Sur les 257 sièges, le péronisme en disposera de 108, suivi d’Ensemble pour le changement (93) et des Libertaires (37). 19 autres sont répartis en trois forces différentes.

Au Sénat – composé de 72 membres – la contestation est différente. ‘Unión por la Patria’ en a ajouté deux de plus aux 10 en litige, pour atteindre 34. Tandis que ‘La Libertad Avanza’ aura ses huit premiers sénateurs et que le parti de Macri n’en a conservé que deux et en a perdu neuf, ce qui lui laisse 24 dans l’hémicycle.

Ensemble pour le changement, encore des perdants

Comme dans le PASO, le macrisme a encore ajouté de la frustration. À cette époque et malgré le fait que la performance de Bullrich était inférieure à ce qui était attendu, la grande note négative avait été donnée par le chef du gouvernement de Buenos Aires, Horacio Rodríguez Larreta, qui n’avait même pas atteint 14% des voix et avait perdu le scrutin interne. élection.

Ce dimanche, l’histoire s’est répétée avec Bullrich. L’ancien ministre de la Sécurité du gouvernement de Mauricio Macri a obtenu 23,85% des voix et était très loin de la barre des 30% pour briguer une place au second tour.

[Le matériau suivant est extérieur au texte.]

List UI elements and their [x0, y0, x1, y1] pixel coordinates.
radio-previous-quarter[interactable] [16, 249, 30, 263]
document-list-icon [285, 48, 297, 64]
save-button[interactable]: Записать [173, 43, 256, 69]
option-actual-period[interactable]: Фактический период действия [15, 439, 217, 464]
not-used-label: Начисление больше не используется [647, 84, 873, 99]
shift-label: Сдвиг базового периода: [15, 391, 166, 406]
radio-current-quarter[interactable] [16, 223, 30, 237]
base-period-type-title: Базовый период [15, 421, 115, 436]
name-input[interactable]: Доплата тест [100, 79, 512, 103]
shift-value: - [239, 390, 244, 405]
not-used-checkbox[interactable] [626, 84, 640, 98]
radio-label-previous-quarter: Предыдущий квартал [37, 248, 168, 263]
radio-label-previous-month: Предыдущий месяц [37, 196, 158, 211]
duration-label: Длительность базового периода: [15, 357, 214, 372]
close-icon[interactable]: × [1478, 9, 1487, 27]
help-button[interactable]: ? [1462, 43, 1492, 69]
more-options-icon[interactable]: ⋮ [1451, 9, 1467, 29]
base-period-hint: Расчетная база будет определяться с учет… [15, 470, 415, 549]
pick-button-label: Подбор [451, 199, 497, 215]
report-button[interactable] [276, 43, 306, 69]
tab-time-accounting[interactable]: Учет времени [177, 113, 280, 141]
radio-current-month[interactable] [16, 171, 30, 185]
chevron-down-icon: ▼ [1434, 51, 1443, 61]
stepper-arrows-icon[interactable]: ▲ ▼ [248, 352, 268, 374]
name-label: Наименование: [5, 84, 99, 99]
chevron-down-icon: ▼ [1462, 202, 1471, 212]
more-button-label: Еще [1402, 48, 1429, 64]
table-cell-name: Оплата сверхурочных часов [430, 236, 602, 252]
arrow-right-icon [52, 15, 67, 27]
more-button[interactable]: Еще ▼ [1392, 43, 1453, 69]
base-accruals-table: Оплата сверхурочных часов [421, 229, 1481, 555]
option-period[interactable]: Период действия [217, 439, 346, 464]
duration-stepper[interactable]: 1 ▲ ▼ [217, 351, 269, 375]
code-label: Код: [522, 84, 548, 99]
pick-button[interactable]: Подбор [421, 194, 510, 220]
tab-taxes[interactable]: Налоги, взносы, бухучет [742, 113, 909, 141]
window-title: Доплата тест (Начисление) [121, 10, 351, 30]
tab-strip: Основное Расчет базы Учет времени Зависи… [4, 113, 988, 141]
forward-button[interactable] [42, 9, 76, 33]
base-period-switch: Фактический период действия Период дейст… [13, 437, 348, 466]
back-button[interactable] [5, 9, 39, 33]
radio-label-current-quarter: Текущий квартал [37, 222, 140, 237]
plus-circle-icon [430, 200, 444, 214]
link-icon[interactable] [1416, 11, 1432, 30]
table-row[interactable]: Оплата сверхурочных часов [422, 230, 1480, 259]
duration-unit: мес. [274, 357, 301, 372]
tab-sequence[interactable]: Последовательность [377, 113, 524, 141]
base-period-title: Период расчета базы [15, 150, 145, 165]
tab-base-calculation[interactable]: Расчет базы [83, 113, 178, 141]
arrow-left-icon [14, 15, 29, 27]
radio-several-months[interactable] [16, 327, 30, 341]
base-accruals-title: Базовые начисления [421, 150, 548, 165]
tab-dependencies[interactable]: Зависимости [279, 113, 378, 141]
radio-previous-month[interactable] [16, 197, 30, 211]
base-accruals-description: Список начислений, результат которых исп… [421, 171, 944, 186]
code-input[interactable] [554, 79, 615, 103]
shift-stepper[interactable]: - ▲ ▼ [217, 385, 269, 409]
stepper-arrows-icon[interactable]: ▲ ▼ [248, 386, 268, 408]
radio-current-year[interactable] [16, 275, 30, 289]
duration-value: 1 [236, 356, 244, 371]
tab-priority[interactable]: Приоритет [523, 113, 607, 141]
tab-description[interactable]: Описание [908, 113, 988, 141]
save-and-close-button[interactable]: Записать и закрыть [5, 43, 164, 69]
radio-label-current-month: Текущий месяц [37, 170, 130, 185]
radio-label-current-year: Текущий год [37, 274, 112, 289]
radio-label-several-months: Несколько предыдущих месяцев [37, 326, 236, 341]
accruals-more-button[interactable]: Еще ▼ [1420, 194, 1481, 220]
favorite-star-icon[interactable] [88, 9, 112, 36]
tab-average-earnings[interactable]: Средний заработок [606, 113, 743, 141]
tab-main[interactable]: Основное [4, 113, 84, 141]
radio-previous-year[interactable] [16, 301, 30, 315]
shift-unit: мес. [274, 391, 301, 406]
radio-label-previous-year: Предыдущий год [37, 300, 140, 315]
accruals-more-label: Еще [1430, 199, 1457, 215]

« Nous n’avons pas atteint les objectifs que nous souhaitions pour notre Argentine », a déclaré la conservatrice dans son premier discours d’après-défaite. Bien qu’il soit exclu du jeu lors de ces élections, sa déclaration dans les prochains jours en faveur de Massa ou de Milei pourrait être un facteur qui change le scénario du mois de novembre.

Patricia Bullrich a été la grande perdante des généraux.  Buenos Aires, Argentine, 22 octobre 2023.
Patricia Bullrich a été la grande perdante des généraux. Buenos Aires, Argentine, 22 octobre 2023. © Martin Cossarini / Reuters

Le solde de Macri est négatif à différents niveaux. Avec Néstor Grindetti à 20 points d’Axel Kicillof dans la lutte pour la Province de Buenos Aires, ils n’ont même pas pu conquérir la Ville de Buenos Aires. Même s’il était très bien dessiné, Jorge Macri aura un second tour avec le péroniste Leandro Santoro.

Pour l’instant, l’effondrement du bloc JxC sera une question qui devra être abordée par les dirigeants du secteur spatial. La coalition, avec des symptômes explicites d’usure et de mécontentement, a donné des signes de fin de cycle si elle ne restait pas au pouvoir, prédisant ce qui serait probablement une tâche de reconfiguration dans un avenir proche.

« Ces valeurs se sont endormies aujourd’hui, mais nous allons les réveiller chaque jour de notre lutte pour une Argentine productive et sans pauvreté », a déclaré Bullrich, en promettant de poursuivre la lutte. Deux questions se posent cependant : avec qui et, surtout, quelle position prendra-t-elle dans l’immédiat.